For security, the Quartic Platform conforms to the Industrial Internet Consortium Reference Architecture, RAM14.0, IEC62443 cybersecurity, Open Platform Communications (OPC), and 21CFR Part 11 guidelines.
“We designed our AI platform for everyday scientists,” Taber asserts. “Clients have gone from being frightened of AI to building their own models themselves, inside the Quartic Platform. They don’t need data science or coding expertise, just subject matter expertise. Watching them experience a ‘Eureka!’ moment is exciting.”
“One fermentation client had data that was all over the place, despite passing all the quality requirements,” Rodrigues recalls. “We did a two-step installation, connecting our AI platform to all the probes, sensors, etc.” Afterward, operators could see data from all the measurement points rather than focusing on individual elements.
“Next, we incorporated data from previous years to help operators understand how their processes interrelated historically,” he continues. Consequently, operators could apply institutional knowledge to current problems to find effective solutions quickly. That deployment has since expanded to several major platforms in the facility as it rolls out to the entire manufacturing system.
A strong use case
As a regulated industry, pharma doesn’t embrace change readily, but there is a strong use case for AI. “Addressing previous problems is one of the easiest ways to prove the value of AI,” Rodrigues says. For many companies, addressing previous problems occasioned the collection of huge quantities of data, which are usually available, along with additional data, for retrospective and prospective analyses.
“AI,” Rodrigues declares, “is an accelerator that lets manufacturers get additional benefits from their current data.”
What’s next? More features
Quartic.ai is beginning to broaden its perspectives. In its work with clients, the company not only addresses “what” questions—determining what is happening and deciding how to react—but also “why” questions—establishing the significance of specific interactions and using leading rather than lagging indicators to predict performance. This pushes the AI application platform further upstream, into development where initial quality-by-design and failure modes and effects studies can be incorporated to enhance performance around critical process and quality attributes.

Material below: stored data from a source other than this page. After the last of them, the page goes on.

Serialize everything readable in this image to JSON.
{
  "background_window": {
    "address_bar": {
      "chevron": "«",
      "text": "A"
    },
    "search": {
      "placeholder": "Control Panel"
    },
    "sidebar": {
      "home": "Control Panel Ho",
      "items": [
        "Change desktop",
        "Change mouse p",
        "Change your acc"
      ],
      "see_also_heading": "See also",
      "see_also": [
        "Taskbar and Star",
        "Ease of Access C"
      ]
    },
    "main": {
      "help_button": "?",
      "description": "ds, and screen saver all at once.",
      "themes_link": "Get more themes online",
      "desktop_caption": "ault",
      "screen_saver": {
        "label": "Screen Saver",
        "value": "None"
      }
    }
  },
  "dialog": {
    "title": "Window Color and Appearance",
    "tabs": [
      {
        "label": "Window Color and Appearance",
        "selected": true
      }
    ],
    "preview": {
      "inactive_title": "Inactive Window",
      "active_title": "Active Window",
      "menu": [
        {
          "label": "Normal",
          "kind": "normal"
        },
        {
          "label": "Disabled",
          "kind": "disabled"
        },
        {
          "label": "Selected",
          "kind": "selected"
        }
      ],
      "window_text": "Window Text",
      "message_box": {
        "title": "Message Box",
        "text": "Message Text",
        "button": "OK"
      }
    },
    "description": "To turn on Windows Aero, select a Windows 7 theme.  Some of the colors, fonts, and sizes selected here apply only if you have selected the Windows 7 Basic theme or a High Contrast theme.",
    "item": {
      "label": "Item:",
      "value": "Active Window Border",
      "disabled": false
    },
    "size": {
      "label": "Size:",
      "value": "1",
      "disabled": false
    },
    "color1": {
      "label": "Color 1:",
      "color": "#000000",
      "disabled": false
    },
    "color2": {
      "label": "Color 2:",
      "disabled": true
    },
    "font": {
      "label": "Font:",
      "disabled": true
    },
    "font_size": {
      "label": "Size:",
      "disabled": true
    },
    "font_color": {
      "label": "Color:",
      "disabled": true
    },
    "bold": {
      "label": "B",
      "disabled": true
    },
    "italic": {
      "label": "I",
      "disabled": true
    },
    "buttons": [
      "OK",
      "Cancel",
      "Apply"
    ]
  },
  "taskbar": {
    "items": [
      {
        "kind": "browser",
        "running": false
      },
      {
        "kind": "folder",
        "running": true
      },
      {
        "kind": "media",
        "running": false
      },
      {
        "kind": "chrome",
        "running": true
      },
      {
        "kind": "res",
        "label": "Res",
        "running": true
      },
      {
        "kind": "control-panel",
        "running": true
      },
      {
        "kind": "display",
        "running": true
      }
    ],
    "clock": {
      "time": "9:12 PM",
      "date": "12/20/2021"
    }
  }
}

In terms of products, Quartic.ai is focused on its next release, providing more features and capabilities designed for more advanced, mature companies. Reinforcement learning and federated learning are two key elements.
“In reinforcement learning,” Rodrigues explains, “the machine can understand from sensors’ and users’ feedback how to remodel itself in a live environment. It learns from changes in the processes.

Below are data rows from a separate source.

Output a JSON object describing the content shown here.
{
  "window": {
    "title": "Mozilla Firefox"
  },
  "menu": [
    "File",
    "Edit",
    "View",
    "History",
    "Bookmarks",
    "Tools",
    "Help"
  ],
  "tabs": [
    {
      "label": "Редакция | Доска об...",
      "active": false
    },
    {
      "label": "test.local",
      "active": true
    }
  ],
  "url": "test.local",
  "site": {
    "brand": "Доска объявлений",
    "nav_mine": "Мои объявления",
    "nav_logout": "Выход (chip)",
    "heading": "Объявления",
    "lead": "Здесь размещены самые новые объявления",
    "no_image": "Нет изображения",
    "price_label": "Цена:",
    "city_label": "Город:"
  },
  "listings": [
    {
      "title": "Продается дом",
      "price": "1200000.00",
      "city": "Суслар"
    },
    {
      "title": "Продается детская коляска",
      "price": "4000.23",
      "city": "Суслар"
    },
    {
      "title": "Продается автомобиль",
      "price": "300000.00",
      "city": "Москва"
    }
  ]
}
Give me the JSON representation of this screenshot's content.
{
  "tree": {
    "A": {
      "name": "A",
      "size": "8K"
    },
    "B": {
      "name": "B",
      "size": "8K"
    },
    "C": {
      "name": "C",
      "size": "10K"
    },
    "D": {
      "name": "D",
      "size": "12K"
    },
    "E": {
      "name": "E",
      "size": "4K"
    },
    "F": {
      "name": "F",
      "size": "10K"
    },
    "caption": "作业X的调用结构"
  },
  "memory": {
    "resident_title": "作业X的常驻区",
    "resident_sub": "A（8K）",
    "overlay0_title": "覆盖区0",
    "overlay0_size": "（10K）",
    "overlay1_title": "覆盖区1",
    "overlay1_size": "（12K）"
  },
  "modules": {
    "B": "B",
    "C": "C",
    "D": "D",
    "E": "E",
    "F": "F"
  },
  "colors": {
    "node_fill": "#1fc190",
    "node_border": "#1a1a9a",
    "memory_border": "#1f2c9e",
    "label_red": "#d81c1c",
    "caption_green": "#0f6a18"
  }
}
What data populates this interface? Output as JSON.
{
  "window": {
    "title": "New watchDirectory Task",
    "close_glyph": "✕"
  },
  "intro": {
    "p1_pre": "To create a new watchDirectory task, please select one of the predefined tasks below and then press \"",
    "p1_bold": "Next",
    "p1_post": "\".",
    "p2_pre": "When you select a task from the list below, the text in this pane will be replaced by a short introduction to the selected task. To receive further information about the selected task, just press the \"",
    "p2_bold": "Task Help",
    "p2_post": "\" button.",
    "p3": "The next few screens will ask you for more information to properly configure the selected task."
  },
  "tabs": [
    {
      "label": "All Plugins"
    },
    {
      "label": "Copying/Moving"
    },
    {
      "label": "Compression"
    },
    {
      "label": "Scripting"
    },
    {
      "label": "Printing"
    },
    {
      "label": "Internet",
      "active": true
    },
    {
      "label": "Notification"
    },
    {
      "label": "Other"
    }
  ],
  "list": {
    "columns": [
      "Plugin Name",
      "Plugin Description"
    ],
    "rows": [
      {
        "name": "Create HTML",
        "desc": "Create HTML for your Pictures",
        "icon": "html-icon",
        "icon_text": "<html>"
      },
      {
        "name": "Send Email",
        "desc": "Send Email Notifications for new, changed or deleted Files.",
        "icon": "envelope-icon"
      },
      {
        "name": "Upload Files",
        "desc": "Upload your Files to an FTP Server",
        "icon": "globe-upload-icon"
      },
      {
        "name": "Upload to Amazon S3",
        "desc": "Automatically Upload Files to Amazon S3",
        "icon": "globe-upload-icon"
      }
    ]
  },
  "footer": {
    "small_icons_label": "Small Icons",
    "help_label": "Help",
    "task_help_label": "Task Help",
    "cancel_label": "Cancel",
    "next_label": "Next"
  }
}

“In federated learning, one master model runs for multiple assets—motors, pumps, etc.—and learns how each asset works by itself. That insight then can help optimize other assets of that type. For example, learning from the battery management on my phone can help yours.”
“We’re focused on getting the technology in the hands of the masses,” Taber adds. “We learn faster when others learn faster, so we want to make AI tools accessible. In pharma, that entails looking carefully at the end-to-end lifecycle and the critical parameters that affect it. They all thread together to create important intelligence.”

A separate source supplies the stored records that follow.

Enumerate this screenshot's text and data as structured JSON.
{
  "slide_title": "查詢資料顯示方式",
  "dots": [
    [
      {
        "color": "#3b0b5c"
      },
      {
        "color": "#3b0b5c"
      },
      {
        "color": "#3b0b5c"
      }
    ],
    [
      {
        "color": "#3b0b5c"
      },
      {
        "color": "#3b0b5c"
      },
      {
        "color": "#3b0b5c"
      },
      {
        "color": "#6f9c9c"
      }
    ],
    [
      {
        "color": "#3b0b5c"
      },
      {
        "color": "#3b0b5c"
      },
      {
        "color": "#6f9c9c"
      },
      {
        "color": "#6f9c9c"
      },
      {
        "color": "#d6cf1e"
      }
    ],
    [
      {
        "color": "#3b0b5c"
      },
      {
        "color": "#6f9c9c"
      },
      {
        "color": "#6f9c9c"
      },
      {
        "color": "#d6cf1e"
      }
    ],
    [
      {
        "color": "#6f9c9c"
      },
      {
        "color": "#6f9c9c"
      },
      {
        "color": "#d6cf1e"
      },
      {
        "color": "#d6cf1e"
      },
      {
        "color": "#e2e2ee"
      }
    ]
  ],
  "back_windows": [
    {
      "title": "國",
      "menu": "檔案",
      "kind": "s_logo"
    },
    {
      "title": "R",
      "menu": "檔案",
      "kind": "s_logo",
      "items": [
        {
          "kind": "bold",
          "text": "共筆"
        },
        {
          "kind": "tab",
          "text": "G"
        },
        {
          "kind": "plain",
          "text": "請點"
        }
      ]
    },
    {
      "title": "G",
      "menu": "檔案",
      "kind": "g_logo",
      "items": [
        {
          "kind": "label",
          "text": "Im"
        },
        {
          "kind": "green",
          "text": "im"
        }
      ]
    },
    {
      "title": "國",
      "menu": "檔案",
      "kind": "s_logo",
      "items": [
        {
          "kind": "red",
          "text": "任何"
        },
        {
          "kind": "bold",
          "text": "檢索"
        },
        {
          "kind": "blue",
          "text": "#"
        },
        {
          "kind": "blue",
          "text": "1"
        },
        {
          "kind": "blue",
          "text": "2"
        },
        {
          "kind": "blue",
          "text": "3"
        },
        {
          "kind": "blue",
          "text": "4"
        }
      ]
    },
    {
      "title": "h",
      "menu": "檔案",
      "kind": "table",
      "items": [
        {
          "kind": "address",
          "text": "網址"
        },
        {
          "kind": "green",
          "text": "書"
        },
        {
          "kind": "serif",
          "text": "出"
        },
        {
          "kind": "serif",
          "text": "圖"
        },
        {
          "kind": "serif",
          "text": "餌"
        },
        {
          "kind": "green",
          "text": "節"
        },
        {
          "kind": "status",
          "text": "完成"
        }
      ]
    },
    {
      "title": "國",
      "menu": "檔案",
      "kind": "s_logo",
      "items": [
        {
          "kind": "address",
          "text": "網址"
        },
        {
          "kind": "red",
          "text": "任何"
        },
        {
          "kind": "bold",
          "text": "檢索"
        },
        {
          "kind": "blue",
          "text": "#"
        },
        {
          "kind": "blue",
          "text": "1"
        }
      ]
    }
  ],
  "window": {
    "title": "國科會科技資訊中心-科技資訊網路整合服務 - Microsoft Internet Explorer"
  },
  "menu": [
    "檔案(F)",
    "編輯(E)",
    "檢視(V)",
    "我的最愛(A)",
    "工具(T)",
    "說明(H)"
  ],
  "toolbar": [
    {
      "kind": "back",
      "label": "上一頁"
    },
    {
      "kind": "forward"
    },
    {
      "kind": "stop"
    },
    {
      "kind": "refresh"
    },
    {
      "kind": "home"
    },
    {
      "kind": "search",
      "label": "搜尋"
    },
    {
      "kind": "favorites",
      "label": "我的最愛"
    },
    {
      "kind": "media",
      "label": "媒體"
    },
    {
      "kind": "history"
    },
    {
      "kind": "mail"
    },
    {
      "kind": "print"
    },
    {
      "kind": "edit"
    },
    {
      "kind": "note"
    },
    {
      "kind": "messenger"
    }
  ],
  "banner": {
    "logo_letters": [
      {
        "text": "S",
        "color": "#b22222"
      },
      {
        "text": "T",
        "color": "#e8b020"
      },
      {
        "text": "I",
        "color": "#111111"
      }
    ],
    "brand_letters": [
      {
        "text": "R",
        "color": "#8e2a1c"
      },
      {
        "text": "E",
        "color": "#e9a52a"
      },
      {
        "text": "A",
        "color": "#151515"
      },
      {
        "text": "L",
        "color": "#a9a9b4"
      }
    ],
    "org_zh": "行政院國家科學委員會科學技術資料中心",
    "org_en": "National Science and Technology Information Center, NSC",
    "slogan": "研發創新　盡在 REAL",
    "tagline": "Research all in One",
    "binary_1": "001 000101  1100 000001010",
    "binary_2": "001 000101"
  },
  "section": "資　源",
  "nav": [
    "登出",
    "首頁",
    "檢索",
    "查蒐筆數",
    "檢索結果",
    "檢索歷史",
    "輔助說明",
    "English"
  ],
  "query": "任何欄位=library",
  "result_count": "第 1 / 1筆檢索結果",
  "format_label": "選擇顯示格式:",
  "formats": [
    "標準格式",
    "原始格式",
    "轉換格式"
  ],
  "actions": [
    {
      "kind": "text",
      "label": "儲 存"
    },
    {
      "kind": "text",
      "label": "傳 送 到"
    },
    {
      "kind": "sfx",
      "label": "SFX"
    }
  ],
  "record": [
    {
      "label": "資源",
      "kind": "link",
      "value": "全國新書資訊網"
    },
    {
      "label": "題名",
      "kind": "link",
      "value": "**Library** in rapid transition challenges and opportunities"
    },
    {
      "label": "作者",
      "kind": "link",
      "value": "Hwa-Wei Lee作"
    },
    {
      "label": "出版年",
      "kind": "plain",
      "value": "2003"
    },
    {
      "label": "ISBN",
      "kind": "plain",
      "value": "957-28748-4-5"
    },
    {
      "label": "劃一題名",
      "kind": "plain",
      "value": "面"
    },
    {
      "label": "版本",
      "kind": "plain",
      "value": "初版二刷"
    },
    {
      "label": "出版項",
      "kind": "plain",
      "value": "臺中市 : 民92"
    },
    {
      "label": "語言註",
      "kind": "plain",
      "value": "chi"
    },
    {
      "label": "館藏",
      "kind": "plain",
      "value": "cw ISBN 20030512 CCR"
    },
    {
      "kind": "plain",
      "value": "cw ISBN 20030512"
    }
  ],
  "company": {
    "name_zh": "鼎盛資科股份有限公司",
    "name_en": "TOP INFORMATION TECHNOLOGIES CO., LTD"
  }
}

Location: 240 E. Gish Road, San Jose, CA 95112
Phone: 1-866-782-7842 (1-866-QUARTIC)
Principal: Rajiv Anand, CEO and co-founder
Number of Employees: 34
Focus: Quartic.ai uses its artificial intelligence system, the Quartic Platform™, to integrate individual legacy instruments, manufacturing processes, and facilities. The system can enable comprehensive real-time insights into the entire manufacturing process.